6. Gelet op het voorgaande is de last onder bestuursdwang naar het voorlopig oordeel van de voorzieningenrechter, ten onrechte aan verzoeker opgelegd ten aanzien van de beunbak. De voorzieningenrechter verwacht dan ook dat de last op dit punt geen stand zal houden in beroep en wijst het verzoek om een voorlopige voorziening toe. Omdat de last onder bestuursdwang ziet op álle daarin aangewezen objecten tezamen, schorst de voorzieningenrechter het bestreden besluit (in zijn geheel) tot zes weken nadat de rechtbank uitspraak heeft gedaan op het beroep. Het oordeel van de voorzieningenrechter heeft een voorlopig karakter en bindt de rechtbank in de bodemprocedure niet.
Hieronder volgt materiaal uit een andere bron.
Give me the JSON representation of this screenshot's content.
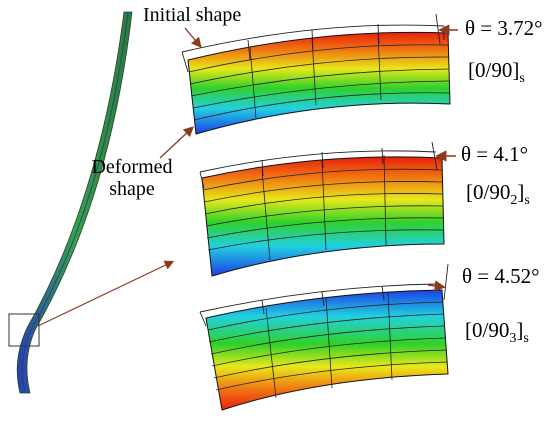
{
  "labels": {
    "initial_shape": "Initial shape",
    "deformed_line1": "Deformed",
    "deformed_line2": "shape"
  },
  "panels": [
    {
      "angle": "θ = 3.72°",
      "layup_prefix": "[0/90]",
      "layup_sub": "",
      "layup_suffix": "s",
      "gradient": "red-top"
    },
    {
      "angle": "θ = 4.1°",
      "layup_prefix": "[0/90",
      "layup_sub": "2",
      "layup_suffix": "]s",
      "gradient": "red-top"
    },
    {
      "angle": "θ = 4.52°",
      "layup_prefix": "[0/90",
      "layup_sub": "3",
      "layup_suffix": "]s",
      "gradient": "blue-top"
    }
  ],
  "colors": {
    "arrow": "#8B3A1A",
    "red": "#E8200C",
    "orange": "#F08A12",
    "yellow": "#E8E81A",
    "green": "#2FD12A",
    "cyan": "#22D0E0",
    "blue": "#1D3FE8",
    "specimen": "#3A8A4A"
  }
}
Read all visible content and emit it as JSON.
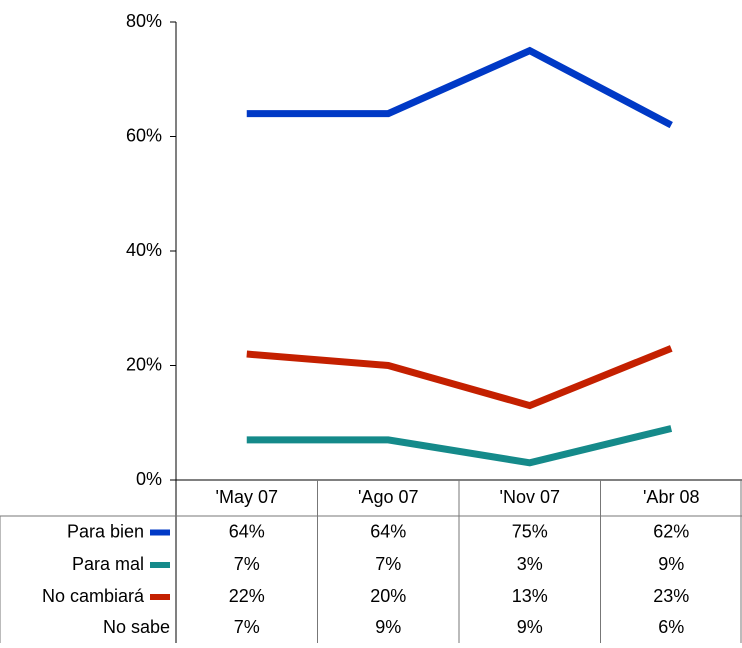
{
  "chart_data": {
    "type": "line",
    "categories": [
      "'May 07",
      "'Ago 07",
      "'Nov 07",
      "'Abr 08"
    ],
    "series": [
      {
        "name": "Para bien",
        "color": "#0039c6",
        "values": [
          64,
          64,
          75,
          62
        ],
        "value_labels": [
          "64%",
          "64%",
          "75%",
          "62%"
        ]
      },
      {
        "name": "Para mal",
        "color": "#158a8a",
        "values": [
          7,
          7,
          3,
          9
        ],
        "value_labels": [
          "7%",
          "7%",
          "3%",
          "9%"
        ]
      },
      {
        "name": "No cambiará",
        "color": "#c42000",
        "values": [
          22,
          20,
          13,
          23
        ],
        "value_labels": [
          "22%",
          "20%",
          "13%",
          "23%"
        ]
      },
      {
        "name": "No sabe",
        "values": [
          7,
          9,
          9,
          6
        ],
        "value_labels": [
          "7%",
          "9%",
          "9%",
          "6%"
        ]
      }
    ],
    "ylim": [
      0,
      80
    ],
    "yticks": [
      {
        "value": 0,
        "label": "0%"
      },
      {
        "value": 20,
        "label": "20%"
      },
      {
        "value": 40,
        "label": "40%"
      },
      {
        "value": 60,
        "label": "60%"
      },
      {
        "value": 80,
        "label": "80%"
      }
    ]
  }
}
7. De voorzieningenrechter veroordeelt verweerder in de proceskosten die verzoeker heeft gemaakt. De kosten voor de door een derde beroepsmatig verleende rechtsbijstand, stelt de voorzieningenrechter op grond van het Besluit proceskosten bestuursrecht vast op € 1.050,-- (1 punt voor het indienen van het verzoekschrift en 1 punt voor het verschijnen op de zitting, met een waarde per punt van € 525,- en een wegingsfactor 1).
8. Omdat de voorzieningenrechter het verzoek toewijst bepaalt zij dat verweerder aan verzoeker het door hem betaalde griffierecht van € 178,-- vergoedt.
Deze uitspraak is gedaan door mr. R.C. Stijnen, voorzieningenrechter, in aanwezigheid van mr. N.K. de Bruin, griffier. De beslissing is in het openbaar uitgesproken op de zitting van 13 augustus 2020.
griffier voorzieningenrechter
Afschrift verzonden aan partijen op:

Rechtsmiddel

Tegen deze uitspraak staat geen rechtsmiddel open.